Microsoft leads collective tablet push


12 Nov 2002

A year is a long time in technology but there was something strangely familiar about Microsoft’s opening address at last week’s official launch of the tablet PC in Ireland. Country manager Joe Macri proclaimed that the mobile computing revolution was upon us and he had the statistics to prove it.

By 2003, 60pc of the Fortune 1,000 will deploy a mobile application server, said Gartner. In five years most portable PCs will be tablet PCs, said Microsoft.

The last claim echoed Bill Gates from 12 months ago when he made the headlines for pitching tablet PCs centre stage, predicting that they will outsell conventional computers within five years. That the new statistic was significantly more modest — domination of the portable market rather than the whole market — said a lot about the shifting sands that greet the arrival of the new device.

Maintaining his policy of being more open with Irish IT partners, Joe Macri had invited Hewlett-Packard, Toshiba and Intel to a roundtable discussion with the media at a launch that “represented the culmination of 10 years of R&D”.

“We’ve driven the software side, but there’s been a lot of development on the hardware,” said Macri, managing to establish a large slice of credit for the tablet concept without actually stealing the moment entirely.

What became apparent was that while all the attendants shared the same agenda, pushing product that each had helped develop, their ultimate goals were slightly different.

Mindful of the need to maintain a buoyant laptop business, HP’s Martin Murphy wouldn’t put his name under the Microsoft five-year plan for portable domination of the laptop space. The company’s snazzy Compaq T1000 is aimed at specialist markets, field workers who have had little inclination to use a PC until now. He stated clearly that tablets were “to grow the market” and not a laptop replacement.

Fujitsu-Siemens — not present at the Microsoft launch — seems to be pursuing a similar line to HP. A day later it would unveil its Stylistic, weighing in at just 1.48kg, the slightest package of the bunch, sharing the dimensions of an A4 sheet of paper.
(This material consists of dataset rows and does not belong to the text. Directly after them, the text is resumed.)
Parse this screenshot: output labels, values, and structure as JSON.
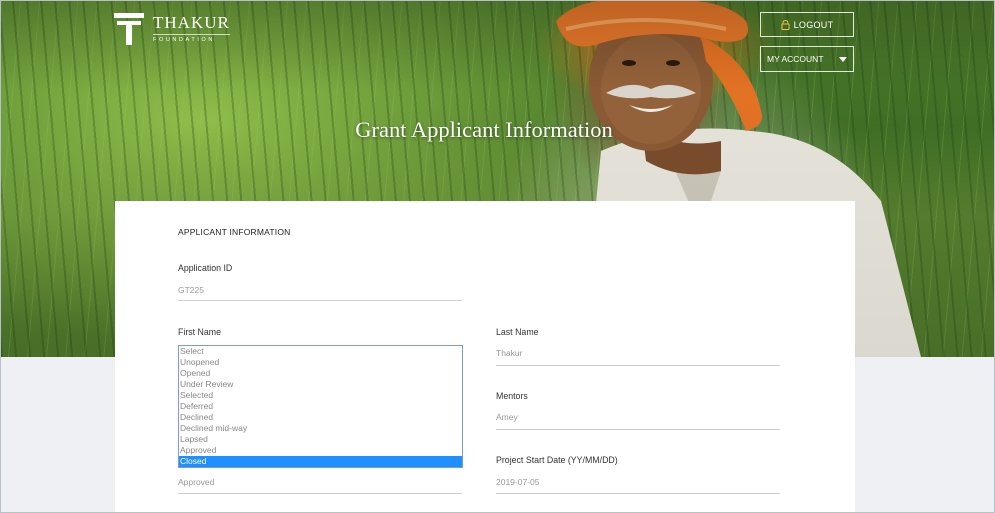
{
  "header": {
    "logo_name": "THAKUR",
    "logo_sub": "FOUNDATION",
    "logout_label": "LOGOUT",
    "account_label": "MY ACCOUNT",
    "page_title": "Grant Applicant Information"
  },
  "form": {
    "section_title": "APPLICANT INFORMATION",
    "application_id": {
      "label": "Application ID",
      "value": "GT225"
    },
    "first_name": {
      "label": "First Name",
      "options": [
        "Select",
        "Unopened",
        "Opened",
        "Under Review",
        "Selected",
        "Deferred",
        "Declined",
        "Declined mid-way",
        "Lapsed",
        "Approved",
        "Closed"
      ],
      "highlighted": "Closed",
      "value": "Approved"
    },
    "last_name": {
      "label": "Last Name",
      "value": "Thakur"
    },
    "mentors": {
      "label": "Mentors",
      "value": "Amey"
    },
    "project_start": {
      "label": "Project Start Date (YY/MM/DD)",
      "value": "2019-07-05"
    }
  },
  "colors": {
    "highlight": "#1e90ff",
    "listbox_border": "#7a9ccf",
    "turban": "#e8782a"
  },
  "icons": [
    "logo-mark-icon",
    "lock-icon",
    "caret-down-icon"
  ]
}
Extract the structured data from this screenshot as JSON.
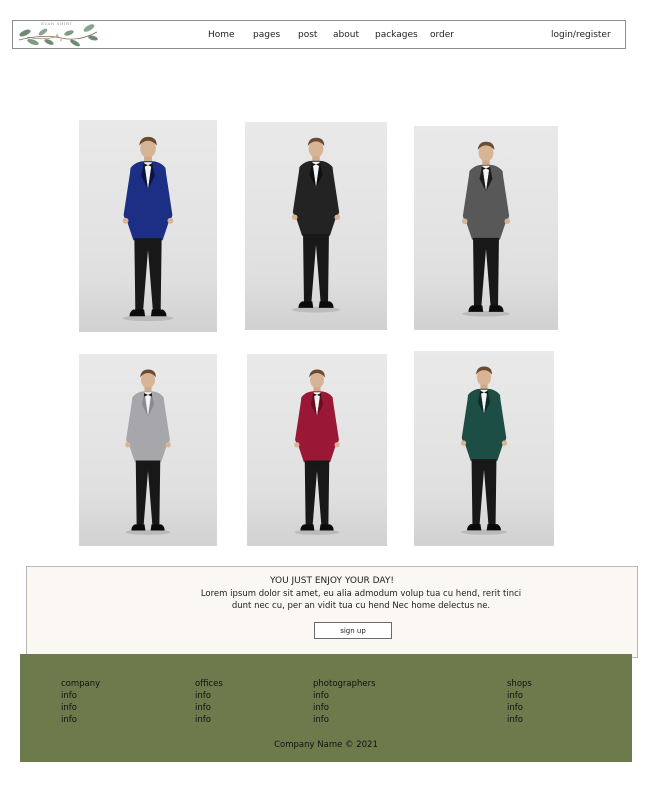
{
  "header": {
    "logo_text": "EVAN SHIRT",
    "nav": [
      {
        "label": "Home"
      },
      {
        "label": "pages"
      },
      {
        "label": "post"
      },
      {
        "label": "about"
      },
      {
        "label": "packages"
      },
      {
        "label": "order"
      }
    ],
    "login_label": "login/register"
  },
  "gallery": {
    "items": [
      {
        "subject": "model-blue-velvet-tuxedo",
        "jacket_color": "#1c2f84",
        "lapel_color": "#0c1540"
      },
      {
        "subject": "model-black-tuxedo",
        "jacket_color": "#232323",
        "lapel_color": "#0f0f0f"
      },
      {
        "subject": "model-charcoal-tuxedo",
        "jacket_color": "#585858",
        "lapel_color": "#1b1b1b"
      },
      {
        "subject": "model-grey-jacket",
        "jacket_color": "#a7a7ab",
        "lapel_color": "#8a8a8e"
      },
      {
        "subject": "model-burgundy-velvet-tuxedo",
        "jacket_color": "#9b1736",
        "lapel_color": "#6b0c22"
      },
      {
        "subject": "model-emerald-velvet-tuxedo",
        "jacket_color": "#1d4e45",
        "lapel_color": "#0e2d27"
      }
    ]
  },
  "promo": {
    "title": "YOU JUST ENJOY YOUR DAY!",
    "body": "Lorem ipsum dolor sit amet, eu alia admodum volup tua cu hend, rerit tinci dunt nec cu, per an vidit tua cu hend Nec home delectus ne.",
    "button_label": "sign up"
  },
  "footer": {
    "columns": [
      {
        "title": "company",
        "items": [
          "info",
          "info",
          "info"
        ]
      },
      {
        "title": "offices",
        "items": [
          "info",
          "info",
          "info"
        ]
      },
      {
        "title": "photographers",
        "items": [
          "info",
          "info",
          "info"
        ]
      },
      {
        "title": "shops",
        "items": [
          "info",
          "info",
          "info"
        ]
      }
    ],
    "copyright": "Company Name © 2021"
  },
  "colors": {
    "footer_bg": "#6c7a4c",
    "promo_bg": "#fbf8f3",
    "header_border": "#8c8c8c"
  }
}
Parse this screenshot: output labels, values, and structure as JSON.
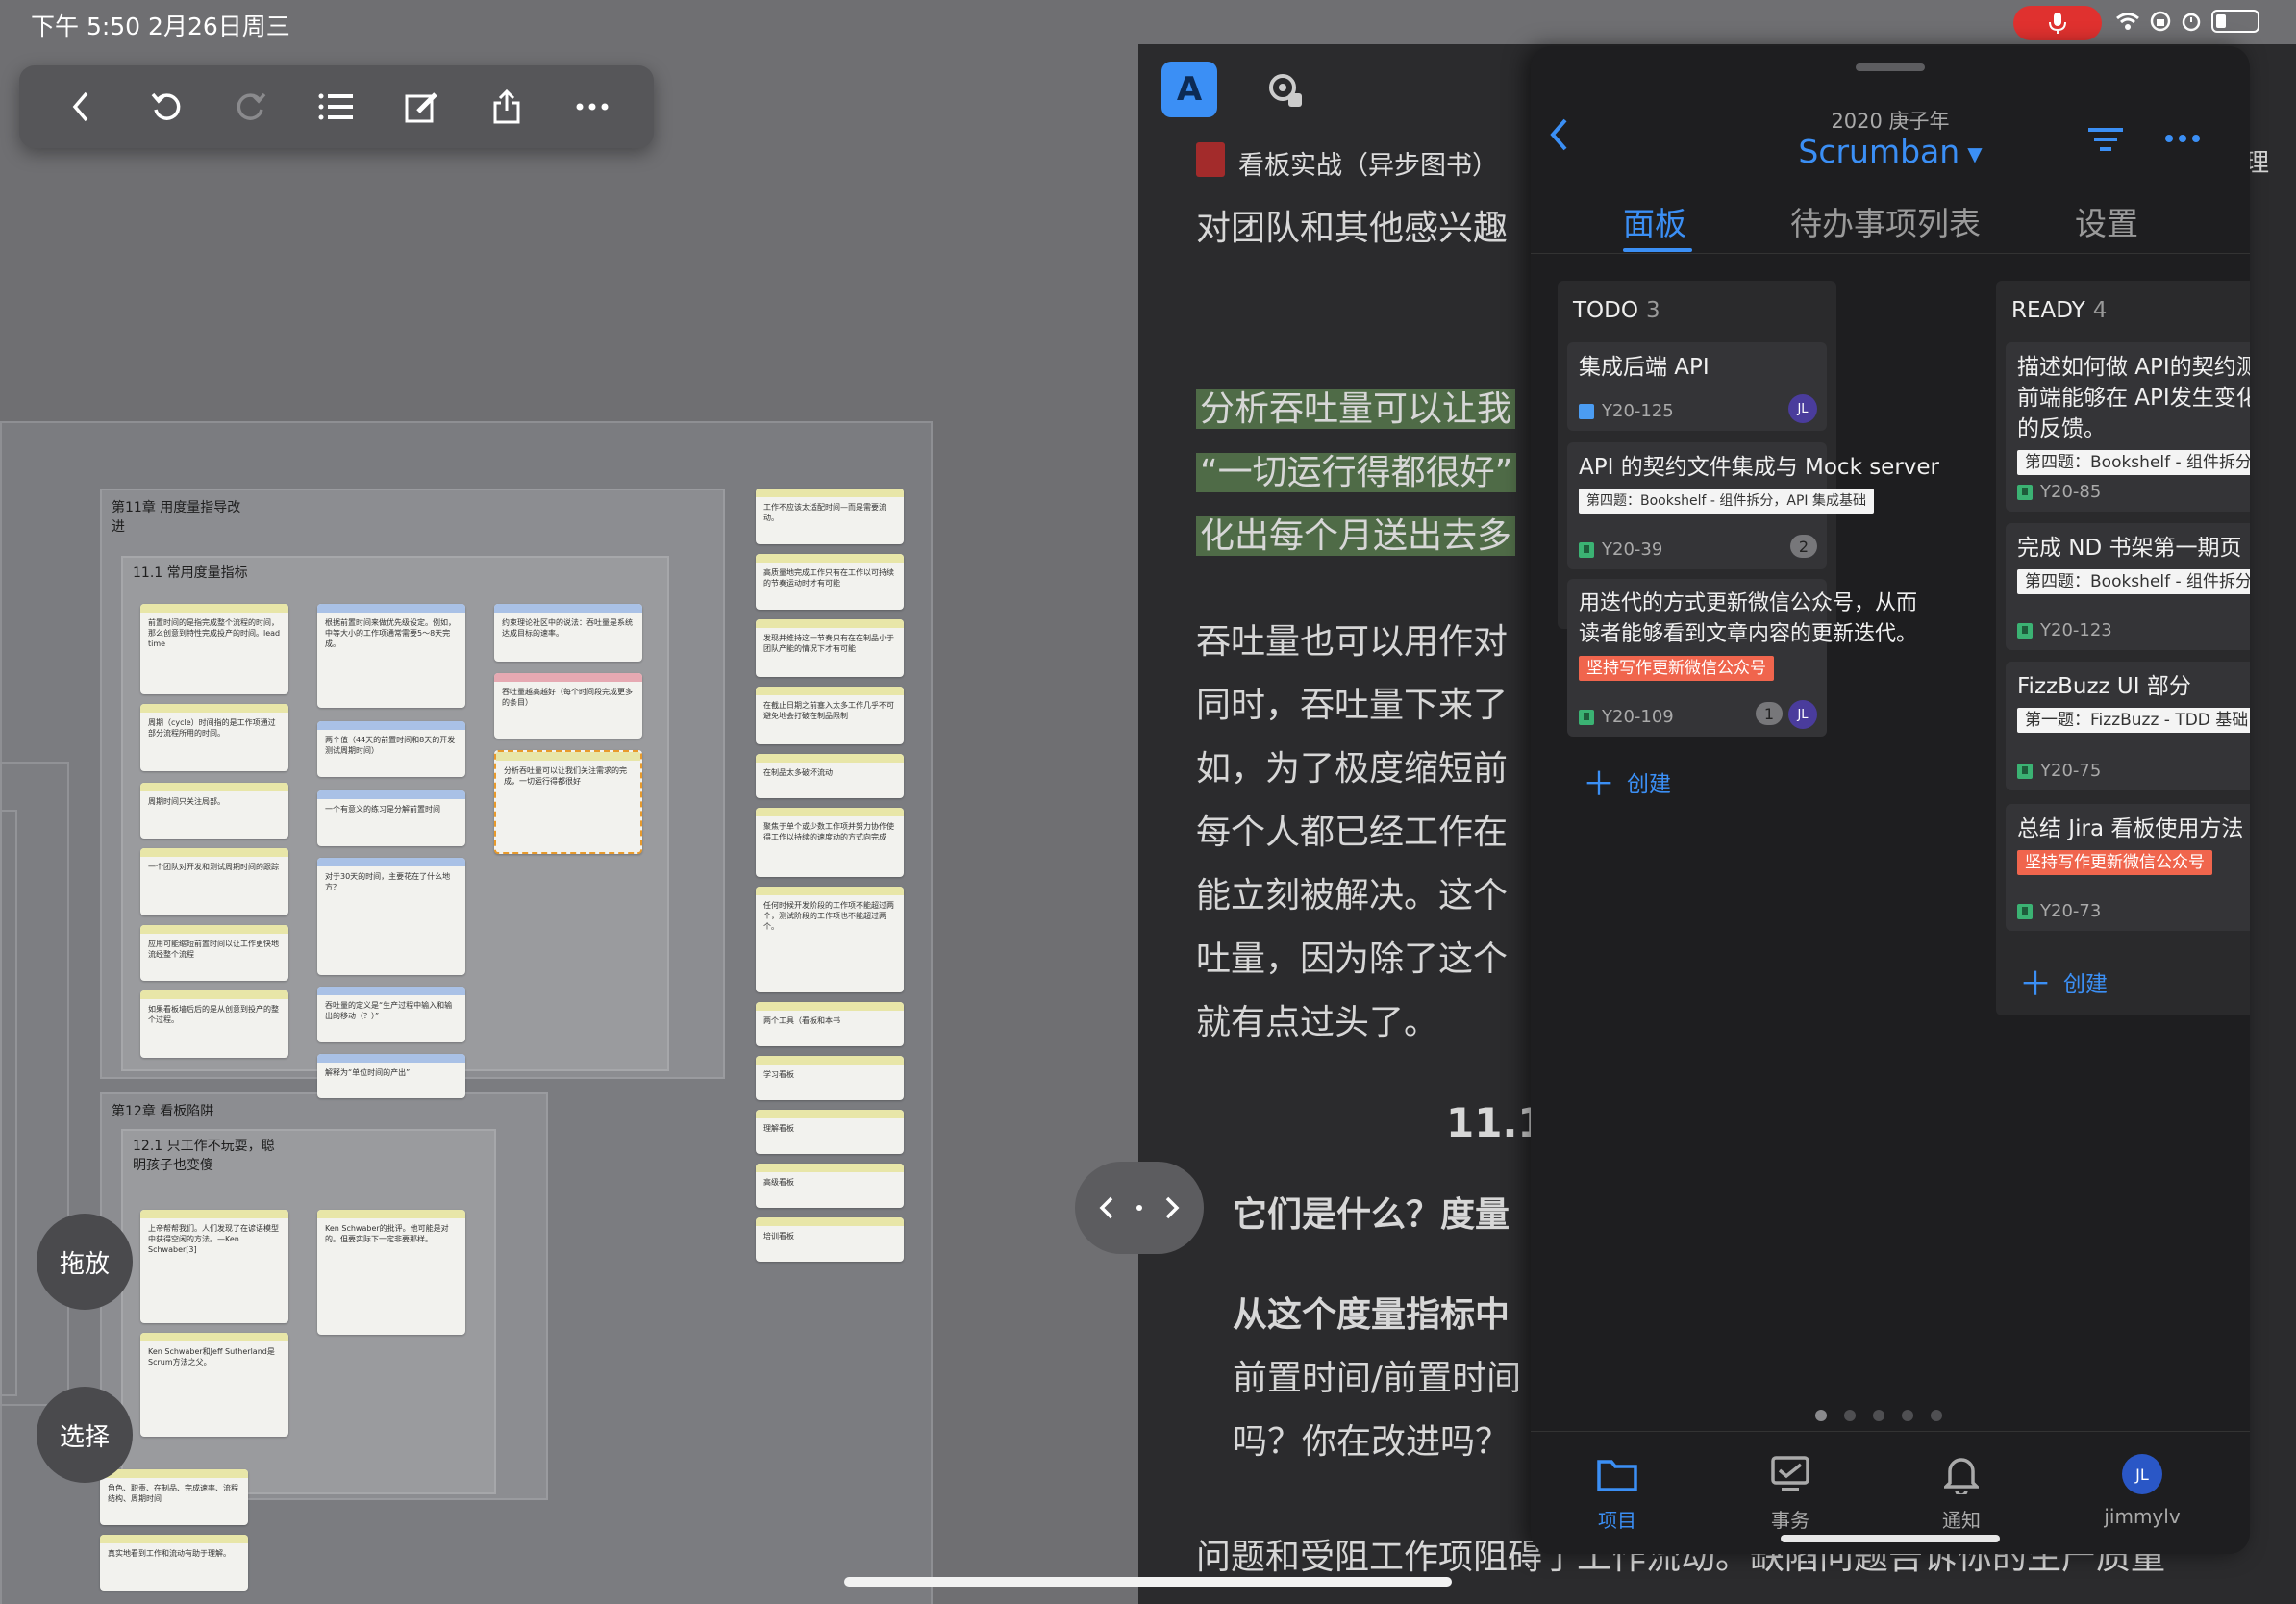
{
  "status": {
    "time": "下午 5:50   2月26日周三"
  },
  "left_app": {
    "float_drag": "拖放",
    "float_select": "选择",
    "ch11_title": "第11章 用度量指导改进",
    "ch11_sub": "11.1 常用度量指标",
    "ch12_title": "第12章 看板陷阱",
    "ch12_sub": "12.1 只工作不玩耍，聪明孩子也变傻",
    "minis": [
      "前置时间的是指完成整个流程的时间，那么创意到特性完成投产的时间。lead time",
      "根据前置时间来做优先级设定。例如，中等大小的工作项通常需要5～8天完成。",
      "约束理论社区中的说法：吞吐量是系统达成目标的速率。",
      "周期（cycle）时间指的是工作项通过部分流程所用的时间。",
      "吞吐量越高越好（每个时间段完成更多的条目）",
      "两个值（44天的前置时间和8天的开发测试周期时间）",
      "分析吞吐量可以让我们关注需求的完成，一切运行得都很好",
      "周期时间只关注局部。",
      "一个有意义的练习是分解前置时间",
      "一个团队对开发和测试周期时间的跟踪",
      "对于30天的时间，主要花在了什么地方？",
      "应用可能缩短前置时间以让工作更快地流经整个流程",
      "吞吐量的定义是“生产过程中输入和输出的移动（？）”",
      "如果看板墙后后的是从创意到投产的整个过程。",
      "解释为“单位时间的产出”",
      "工作不应该太适配时间—而是需要流动。",
      "高质量地完成工作只有在工作以可持续的节奏运动时才有可能",
      "发现并维持这一节奏只有在在制品小于团队产能的情况下才有可能",
      "在截止日期之前塞入太多工作几乎不可避免地会打破在制品限制",
      "在制品太多破坏流动",
      "聚焦于单个或少数工作项并努力协作使得工作以持续的速度动的方式向完成",
      "任何时候开发阶段的工作项不能超过两个，测试阶段的工作项也不能超过两个。",
      "两个工具（看板和本书",
      "学习看板",
      "理解看板",
      "高级看板",
      "培训看板",
      "上帝帮帮我们。人们发现了在谚语模型中获得空闲的方法。—Ken Schwaber[3]",
      "Ken Schwaber的批评。他可能是对的。但要实际下一定非要那样。",
      "Ken Schwaber和Jeff Sutherland是Scrum方法之父。",
      "角色、职责、在制品、完成速率、流程结构、周期时间",
      "真实地看到工作和流动有助于理解。"
    ]
  },
  "reader": {
    "book_title": "看板实战（异步图书）",
    "lines": [
      "对团队和其他感兴趣",
      "分析吞吐量可以让我",
      "“一切运行得都很好”",
      "化出每个月送出去多",
      "吞吐量也可以用作对",
      "同时，吞吐量下来了",
      "如，为了极度缩短前",
      "每个人都已经工作在",
      "能立刻被解决。这个",
      "吐量，因为除了这个",
      "就有点过头了。",
      "11.1",
      "它们是什么？度量",
      "从这个度量指标中",
      "前置时间/前置时间",
      "吗？你在改进吗？",
      "问题和受阻工作项阻碍了工作流动。缺陷问题告诉你的生产质量"
    ],
    "edge_label": "理"
  },
  "scrumban": {
    "year": "2020 庚子年",
    "project": "Scrumban",
    "tabs": [
      "面板",
      "待办事项列表",
      "设置"
    ],
    "columns": [
      {
        "name": "TODO",
        "count": "3",
        "cards": [
          {
            "title": "集成后端 API",
            "key": "Y20-125",
            "avatar": "JL"
          },
          {
            "title": "API 的契约文件集成与 Mock server",
            "tag": "第四题：Bookshelf - 组件拆分，API 集成基础",
            "key": "Y20-39",
            "badge": "2"
          },
          {
            "title1": "用迭代的方式更新微信公众号，从而",
            "title2": "读者能够看到文章内容的更新迭代。",
            "tag": "坚持写作更新微信公众号",
            "key": "Y20-109",
            "badge": "1",
            "avatar": "JL"
          }
        ],
        "create": "创建"
      },
      {
        "name": "READY",
        "count": "4",
        "cards": [
          {
            "title1": "描述如何做 API的契约测",
            "title2": "前端能够在 API发生变化",
            "title3": "的反馈。",
            "tag": "第四题：Bookshelf - 组件拆分",
            "key": "Y20-85"
          },
          {
            "title": "完成 ND 书架第一期页",
            "tag": "第四题：Bookshelf - 组件拆分",
            "key": "Y20-123"
          },
          {
            "title": "FizzBuzz UI 部分",
            "tag": "第一题：FizzBuzz - TDD 基础",
            "key": "Y20-75"
          },
          {
            "title": "总结 Jira 看板使用方法",
            "tag": "坚持写作更新微信公众号",
            "key": "Y20-73"
          }
        ],
        "create": "创建"
      }
    ],
    "nav": [
      "项目",
      "事务",
      "通知",
      "jimmylv"
    ],
    "nav_avatar": "JL"
  },
  "colors": {
    "accent": "#3b8ff5",
    "story": "#3bb273",
    "red_tag": "#f0654d",
    "highlight": "#4f6b47"
  }
}
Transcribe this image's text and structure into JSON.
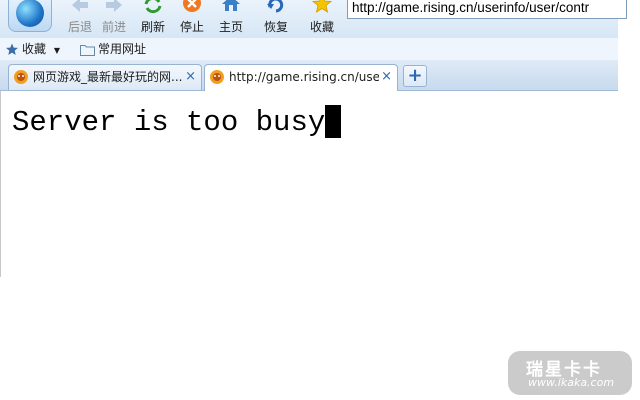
{
  "toolbar": {
    "back_label": "后退",
    "forward_label": "前进",
    "refresh_label": "刷新",
    "stop_label": "停止",
    "home_label": "主页",
    "restore_label": "恢复",
    "favorites_label": "收藏"
  },
  "address": {
    "value": "http://game.rising.cn/userinfo/user/contr"
  },
  "favbar": {
    "favorites_menu": "收藏",
    "common_sites": "常用网址"
  },
  "tabs": [
    {
      "title": "网页游戏_最新最好玩的网...",
      "close": "×"
    },
    {
      "title": "http://game.rising.cn/use...",
      "close": "×"
    }
  ],
  "newtab": {
    "symbol": "+"
  },
  "content": {
    "message": "Server is too busy"
  },
  "watermark": {
    "line1": "瑞星卡卡",
    "line2": "www.ikaka.com"
  },
  "colors": {
    "accent": "#2b67b8",
    "toolbar_bg": "#d6e6f5",
    "stop_orange": "#f07820"
  }
}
By contrast, Oliver Cary, country development manager for Toshiba, made it clear that his company was putting much greater store behind the tablet concept. Its Protégé 3500 is being sold as a three-in-one device. The idea is that the detachable screen and sturdy keyboard effectively make it a versatile hybrid: a desktop, a laptop and a portable tablet.

For his part, Macri talked of the “digital decade” and the part the tablet was destined to play in it. Putting the launch in the broader context of computing he looked back at the evolution of the PC to the point where it has arrived at 500 million installed around the globe. Closer to home he observed that there were now 1.5 million in the 32 counties.

“It wasn’t Windows or Intel that drove it,” he said, “but the spreadsheet and the word document — the killer applications.”

He went on to argue that the killer application of the last few years was email. But what next? With the tablet, he believes, we are entering a new era of personal computing with personal computers that will be driven by very specific applications meeting the specialist requirements of end users. It was third part companies such as Siebel and SAP that would take the tablet concept and run with it.

Along with the tablet edition of Windows XP Microsoft was understandably keen to push Ink, the software that provides a digital alternative to pen and paper. “If it turns out to be just a laptop replacement it won’t be doing justice to Ink,” said Microsoft’s technical architect, Ian Taylor.

All agreed that it was early days for the tablet. Yes, they would get lighter, battery performance would improve and the various tools are certain to evolve. There was even some muttered agreement from an Accenture analyst that a new product category could be confusing for customers. It might be hard to persuade them that there is a gap big enough for a missing link between PDAs (personal digital assistants) and laptops.

With the exception of Toshiba and its upbeat faith in the 3500 as a one-stop computer, the mood was cautious but optimistic. No one in the room, however, was being as cautious as Dell.

The irony is that the No. 1 computer company is only just planning to enter the PDA market and has no plans for tablets. The Irish IT heads smiled nervously at the suggestion that we’d only know that the new computers had taken off when Dell stepped into the market.